I lied to my best friend and said you treated me good. The same best friend that is now

my boyfriend because he made me realize it was a lie. The man who you have talked so much shit
about because of his past. No one brings up yours. No one talks about your past. No one talks
about the fact that your future kids are going to have a child molester as a grandpa. No one talks about
how you went to to jail once. So why the fuck are you talking shit about his. His past is exactly that the
past, just like yours is. The past doesn't matter. What matter is the kind of person you are after it.
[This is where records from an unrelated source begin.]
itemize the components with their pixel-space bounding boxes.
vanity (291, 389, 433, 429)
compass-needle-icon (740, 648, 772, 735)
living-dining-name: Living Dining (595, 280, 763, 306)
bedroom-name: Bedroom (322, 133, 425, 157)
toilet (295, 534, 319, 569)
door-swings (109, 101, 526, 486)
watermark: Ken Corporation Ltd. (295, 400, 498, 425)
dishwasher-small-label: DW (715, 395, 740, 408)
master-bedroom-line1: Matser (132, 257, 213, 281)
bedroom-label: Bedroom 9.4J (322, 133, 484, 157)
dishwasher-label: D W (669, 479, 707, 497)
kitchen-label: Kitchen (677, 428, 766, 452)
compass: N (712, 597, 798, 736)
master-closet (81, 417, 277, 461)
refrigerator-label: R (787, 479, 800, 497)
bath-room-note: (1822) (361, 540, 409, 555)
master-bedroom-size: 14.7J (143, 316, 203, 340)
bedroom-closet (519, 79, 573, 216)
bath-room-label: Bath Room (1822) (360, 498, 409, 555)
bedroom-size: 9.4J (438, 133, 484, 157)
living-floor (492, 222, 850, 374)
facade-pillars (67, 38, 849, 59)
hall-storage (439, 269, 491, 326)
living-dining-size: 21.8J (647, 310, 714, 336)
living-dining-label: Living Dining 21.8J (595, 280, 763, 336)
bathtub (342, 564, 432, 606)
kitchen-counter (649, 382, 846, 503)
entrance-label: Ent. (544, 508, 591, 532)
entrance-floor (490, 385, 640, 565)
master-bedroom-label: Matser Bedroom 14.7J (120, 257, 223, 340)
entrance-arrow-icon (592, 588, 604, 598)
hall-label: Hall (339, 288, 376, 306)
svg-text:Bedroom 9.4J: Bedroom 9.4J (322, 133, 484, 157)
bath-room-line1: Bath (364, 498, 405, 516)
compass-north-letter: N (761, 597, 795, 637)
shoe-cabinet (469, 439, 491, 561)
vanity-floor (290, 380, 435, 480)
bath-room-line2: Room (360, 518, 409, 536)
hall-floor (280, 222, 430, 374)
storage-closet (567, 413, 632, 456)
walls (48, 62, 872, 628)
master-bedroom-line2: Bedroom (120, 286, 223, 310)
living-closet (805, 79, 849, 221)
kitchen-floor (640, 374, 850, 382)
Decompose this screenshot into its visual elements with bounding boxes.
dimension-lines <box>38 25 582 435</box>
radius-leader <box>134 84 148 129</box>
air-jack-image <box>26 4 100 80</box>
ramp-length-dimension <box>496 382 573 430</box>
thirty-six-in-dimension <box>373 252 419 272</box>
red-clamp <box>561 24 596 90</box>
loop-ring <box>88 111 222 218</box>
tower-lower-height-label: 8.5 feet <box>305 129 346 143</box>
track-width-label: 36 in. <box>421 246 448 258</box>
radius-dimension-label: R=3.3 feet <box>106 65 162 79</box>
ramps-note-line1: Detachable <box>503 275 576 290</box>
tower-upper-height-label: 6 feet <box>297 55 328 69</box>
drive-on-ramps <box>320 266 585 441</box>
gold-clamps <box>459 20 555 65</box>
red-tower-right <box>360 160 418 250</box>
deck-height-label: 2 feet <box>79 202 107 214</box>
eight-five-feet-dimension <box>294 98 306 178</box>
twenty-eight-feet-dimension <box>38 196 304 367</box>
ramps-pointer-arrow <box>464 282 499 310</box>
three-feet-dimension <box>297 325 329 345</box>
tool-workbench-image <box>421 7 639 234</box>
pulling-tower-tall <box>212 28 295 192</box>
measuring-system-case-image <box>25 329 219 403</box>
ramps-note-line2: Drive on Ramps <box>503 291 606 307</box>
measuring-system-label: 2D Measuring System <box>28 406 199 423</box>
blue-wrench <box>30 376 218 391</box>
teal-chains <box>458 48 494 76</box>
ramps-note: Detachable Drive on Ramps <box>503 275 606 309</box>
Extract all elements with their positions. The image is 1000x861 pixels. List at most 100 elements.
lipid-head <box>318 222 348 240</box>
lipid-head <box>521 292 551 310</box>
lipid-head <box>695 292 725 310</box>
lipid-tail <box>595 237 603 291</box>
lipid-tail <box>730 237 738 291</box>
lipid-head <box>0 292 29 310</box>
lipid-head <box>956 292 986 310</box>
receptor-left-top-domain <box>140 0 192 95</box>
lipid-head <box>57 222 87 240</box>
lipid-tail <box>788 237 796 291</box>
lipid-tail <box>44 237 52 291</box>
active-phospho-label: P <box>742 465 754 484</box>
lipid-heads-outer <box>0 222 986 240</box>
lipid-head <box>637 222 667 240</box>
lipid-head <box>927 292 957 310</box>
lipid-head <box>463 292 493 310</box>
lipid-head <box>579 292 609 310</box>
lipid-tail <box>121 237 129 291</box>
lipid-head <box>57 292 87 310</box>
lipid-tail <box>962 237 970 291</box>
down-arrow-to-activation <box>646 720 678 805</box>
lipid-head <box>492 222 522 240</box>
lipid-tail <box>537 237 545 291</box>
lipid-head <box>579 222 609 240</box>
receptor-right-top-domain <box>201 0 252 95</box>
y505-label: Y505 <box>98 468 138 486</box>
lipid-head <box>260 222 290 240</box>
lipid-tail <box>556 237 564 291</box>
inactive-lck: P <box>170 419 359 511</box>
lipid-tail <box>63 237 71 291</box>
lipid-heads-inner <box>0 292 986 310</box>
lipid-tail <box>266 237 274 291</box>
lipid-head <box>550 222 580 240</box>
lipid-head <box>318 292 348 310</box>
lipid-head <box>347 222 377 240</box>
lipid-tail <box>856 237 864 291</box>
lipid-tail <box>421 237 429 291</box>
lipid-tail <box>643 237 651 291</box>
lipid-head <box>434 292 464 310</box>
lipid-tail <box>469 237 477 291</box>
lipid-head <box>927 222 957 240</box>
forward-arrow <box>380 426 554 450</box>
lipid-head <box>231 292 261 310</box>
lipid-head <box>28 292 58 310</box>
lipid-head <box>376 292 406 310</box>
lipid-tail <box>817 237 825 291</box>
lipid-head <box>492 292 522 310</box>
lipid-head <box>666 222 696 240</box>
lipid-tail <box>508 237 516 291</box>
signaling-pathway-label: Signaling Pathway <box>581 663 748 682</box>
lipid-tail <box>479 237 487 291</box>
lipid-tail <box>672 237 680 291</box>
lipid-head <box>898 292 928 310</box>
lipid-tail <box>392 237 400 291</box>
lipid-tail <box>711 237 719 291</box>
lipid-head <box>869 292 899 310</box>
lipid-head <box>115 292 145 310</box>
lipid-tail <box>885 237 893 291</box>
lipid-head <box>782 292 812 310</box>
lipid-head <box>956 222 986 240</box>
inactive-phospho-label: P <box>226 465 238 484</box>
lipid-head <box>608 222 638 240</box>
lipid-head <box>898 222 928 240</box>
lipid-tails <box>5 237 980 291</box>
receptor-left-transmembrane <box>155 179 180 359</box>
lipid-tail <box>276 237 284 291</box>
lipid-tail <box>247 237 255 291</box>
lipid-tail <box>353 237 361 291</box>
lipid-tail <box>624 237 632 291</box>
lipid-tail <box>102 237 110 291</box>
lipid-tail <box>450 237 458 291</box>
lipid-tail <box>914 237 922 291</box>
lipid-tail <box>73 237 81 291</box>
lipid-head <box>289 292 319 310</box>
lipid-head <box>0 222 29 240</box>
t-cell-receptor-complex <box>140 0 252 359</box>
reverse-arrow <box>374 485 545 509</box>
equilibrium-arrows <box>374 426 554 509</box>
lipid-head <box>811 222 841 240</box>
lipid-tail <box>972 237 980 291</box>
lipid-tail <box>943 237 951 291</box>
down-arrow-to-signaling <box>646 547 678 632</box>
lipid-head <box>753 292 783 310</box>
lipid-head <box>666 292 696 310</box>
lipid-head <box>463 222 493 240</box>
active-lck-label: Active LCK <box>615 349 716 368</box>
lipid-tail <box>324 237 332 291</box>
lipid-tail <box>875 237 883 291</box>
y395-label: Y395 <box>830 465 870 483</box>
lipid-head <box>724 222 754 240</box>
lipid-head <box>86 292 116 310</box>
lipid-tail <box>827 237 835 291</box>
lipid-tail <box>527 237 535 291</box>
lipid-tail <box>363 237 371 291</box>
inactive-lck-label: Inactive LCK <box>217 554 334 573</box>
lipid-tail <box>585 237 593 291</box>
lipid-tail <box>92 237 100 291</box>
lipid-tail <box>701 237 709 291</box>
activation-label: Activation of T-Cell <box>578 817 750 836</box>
My boyfriend is an amazing man. He is there for me all the time. He hold me and when i get
triggered. He doesn't trigger me and avoids it if at all possible. He is always checking on me during
sex to make sure i'm still okay. Something you never did. I could go limp with you and quit
making any noise or talking and you’d keep going.The moment i get quiet, He stops and makes
sure i'm ok. He listened when i told him what triggers me and how i needed him to
take care of me when it happens. The first time me and him had sex, i cried.
Because holy god he was sweet. He talked me through every movement, every step,
everything he was about to do. He made sure i was ok. If i get triggered,
he is fine if we have to stop having sex because he knows there are other ways to have fun. He
is everything you never were. He is more of a man than you’ll ever be and he has had a rough past.
He made me feel like a person more than just a warm body to fuck and belittle.

So Ex. i hope you enjoy your life. Because i sure as hell am. I do not miss you. I am utterly happy. I couldn't ask for a better man to have replaced you. I wish you and your joke of a wife the best in the marriage. You two are just perfect for each other.